A bacterial acetyltransferase destroys plant microtubule networks and blocks secretion

Authors: LEE, AHY - University Of Toronto; HURLEY, B - University Of Toronto; FELSENSTEINER, C - University Of Toronto; YEA, C - University Of Toronto; CKURSHUMOVA, W - University Of Toronto; BARTETZKO, V - Friedrich-Alexander University; WANG, P - University Of Toronto; QUACH, V - University Of Toronto; Lewis, Jennifer; LIU, Y - University Of Toronto; BORNKE, F - Friedrich-Alexander University; ANGERS, S - University Of Toronto; WILDE, A - University Of Toronto; GUTTMAN, D - University Of Toronto; DESVEAUX, D - University Of Toronto

Submitted to: PLoS Pathogens
Publication Type: Peer Reviewed Journal
Publication Acceptance Date: 12/20/2011
Publication Date: 2/2/2012
Citation: Lee, A., Hurley, B., Felsensteiner, C., Yea, C., Ckurshumova, W., Bartetzko, V., Wang, P.W., Quach, V., Lewis, J.D., Liu, Y.C., Bornke, F., Angers, S., Wilde, A., Guttman, D.S., Desveaux, D. 2012. A bacterial acetyltransferase destroys plant microtubule networks and blocks secretion. PLoS Pathogens. 8(2): e1002523.

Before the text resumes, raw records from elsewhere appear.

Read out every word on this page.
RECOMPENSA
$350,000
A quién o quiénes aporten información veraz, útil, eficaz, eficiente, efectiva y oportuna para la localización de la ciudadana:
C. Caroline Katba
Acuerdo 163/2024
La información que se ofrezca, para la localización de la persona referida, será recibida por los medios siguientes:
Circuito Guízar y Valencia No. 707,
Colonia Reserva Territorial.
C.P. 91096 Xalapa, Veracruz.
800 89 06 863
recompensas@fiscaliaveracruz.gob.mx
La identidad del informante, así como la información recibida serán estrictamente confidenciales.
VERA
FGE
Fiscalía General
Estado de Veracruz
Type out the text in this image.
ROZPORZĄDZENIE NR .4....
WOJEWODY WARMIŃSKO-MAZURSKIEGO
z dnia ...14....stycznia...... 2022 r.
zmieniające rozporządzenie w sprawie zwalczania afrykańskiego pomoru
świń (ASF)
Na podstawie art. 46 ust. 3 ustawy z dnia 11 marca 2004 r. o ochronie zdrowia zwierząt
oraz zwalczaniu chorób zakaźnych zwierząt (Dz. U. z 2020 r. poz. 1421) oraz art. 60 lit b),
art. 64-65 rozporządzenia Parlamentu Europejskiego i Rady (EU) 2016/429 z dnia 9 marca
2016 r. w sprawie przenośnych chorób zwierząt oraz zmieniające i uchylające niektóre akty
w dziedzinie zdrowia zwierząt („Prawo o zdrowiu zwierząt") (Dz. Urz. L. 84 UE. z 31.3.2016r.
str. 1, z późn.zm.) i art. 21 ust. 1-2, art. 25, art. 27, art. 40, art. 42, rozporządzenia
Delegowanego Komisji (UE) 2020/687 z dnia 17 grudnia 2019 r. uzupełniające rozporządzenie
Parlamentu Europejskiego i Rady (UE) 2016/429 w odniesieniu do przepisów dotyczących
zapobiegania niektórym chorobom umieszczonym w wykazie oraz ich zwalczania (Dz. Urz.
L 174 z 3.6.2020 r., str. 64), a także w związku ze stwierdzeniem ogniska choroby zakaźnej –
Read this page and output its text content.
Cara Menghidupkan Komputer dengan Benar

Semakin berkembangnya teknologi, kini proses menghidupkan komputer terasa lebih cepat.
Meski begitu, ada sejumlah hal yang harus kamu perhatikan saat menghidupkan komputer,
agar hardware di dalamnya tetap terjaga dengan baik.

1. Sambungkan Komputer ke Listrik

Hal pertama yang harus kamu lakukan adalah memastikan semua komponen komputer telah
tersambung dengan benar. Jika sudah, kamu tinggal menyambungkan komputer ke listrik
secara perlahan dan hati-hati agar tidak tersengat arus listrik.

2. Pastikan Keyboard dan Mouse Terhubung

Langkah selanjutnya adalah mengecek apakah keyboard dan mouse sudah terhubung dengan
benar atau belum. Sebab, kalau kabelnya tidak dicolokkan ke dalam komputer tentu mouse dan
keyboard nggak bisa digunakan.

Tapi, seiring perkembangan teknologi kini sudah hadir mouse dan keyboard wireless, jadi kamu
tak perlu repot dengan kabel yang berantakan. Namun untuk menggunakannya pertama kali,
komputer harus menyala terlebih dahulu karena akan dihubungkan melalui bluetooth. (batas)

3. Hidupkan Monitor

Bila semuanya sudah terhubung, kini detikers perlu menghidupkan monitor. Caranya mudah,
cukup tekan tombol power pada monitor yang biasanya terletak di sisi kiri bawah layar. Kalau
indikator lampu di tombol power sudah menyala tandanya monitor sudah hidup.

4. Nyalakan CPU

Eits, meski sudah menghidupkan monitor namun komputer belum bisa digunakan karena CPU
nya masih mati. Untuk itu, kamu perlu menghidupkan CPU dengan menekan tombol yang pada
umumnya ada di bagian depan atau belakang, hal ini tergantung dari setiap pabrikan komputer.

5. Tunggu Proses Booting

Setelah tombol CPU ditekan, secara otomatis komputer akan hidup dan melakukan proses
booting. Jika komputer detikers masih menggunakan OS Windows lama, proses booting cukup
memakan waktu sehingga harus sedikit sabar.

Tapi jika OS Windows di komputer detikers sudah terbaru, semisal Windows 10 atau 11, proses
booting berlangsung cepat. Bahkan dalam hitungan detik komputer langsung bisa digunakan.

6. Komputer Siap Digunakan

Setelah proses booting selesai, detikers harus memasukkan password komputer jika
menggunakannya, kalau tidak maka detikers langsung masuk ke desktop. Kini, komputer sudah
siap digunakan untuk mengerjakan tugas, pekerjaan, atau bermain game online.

Interpretive Summary: Many bacterial pathogens disrupt key components of host physiology by injecting virulence proteins (or “effectors”) via a needle-like structure, called the type III secretion system, directly into eukaryotic cells. The YopJ / HopZ superfamily of type III secreted effector proteins is found in pathogens of both animals and plants providing an excellent opportunity to address how a family of type III secreted effectors can promote pathogenesis in hosts from two kingdoms. YopJ from the animal pathogen Yersinia pestis is an acetyltransferase that targets signaling components of innate immunity and prevents their activation. Here we show that HopZ1a, from the phytopathogen Pseudomonas syringae is an acetyltransferase that binds plant tubulin. Like YopJ, the eukaryotic cofactor phytic acid activates the acetyltransferase activity of HopZ1a. In addition, we demonstrate that activated HopZ1a can acetylate tubulin, a major constituent of the eukaryotic cytoskeleton. In plants, activated HopZ1a causes a dramatic destruction of microtubule networks, inhibits protein secretion, and ultimately suppresses cell wall-mediated defense. Our study emphasizes the functional diversification of this important type III effector family in plant and animal hosts using a conserved acetyltransferase activity.

Technical Abstract: The eukaryotic cytoskeleton is essential for structural support and intracellular transport, and is therefore a common target of animal pathogens. However, no phytopathogenic effector has yet been demonstrated to specifically target the plant cytoskeleton. Here we show that the Pseudomonas syringae type III secreted effector HopZ1a interacts with tubulin and polymerized microtubules. We demonstrate that HopZ1a is an acetyltransferase activated by the eukaryotic co-factor phytic acid. Activated HopZ1a acetylates itself and tubulin. The conserved autoacetylation site of the YopJ / HopZ superfamily, K289, plays a critical role in both the avirulence and virulence function of HopZ1a. Furthermore, HopZ1a requires its acetyltransferase activity to cause a dramatic decrease in Arabidopsis thaliana microtubule networks, disrupt the plant secretory pathway and suppress cell wall-mediated defense. Together, this study supports the hypothesis that HopZ1a promotes virulence through cytoskeletal and secretory disruption.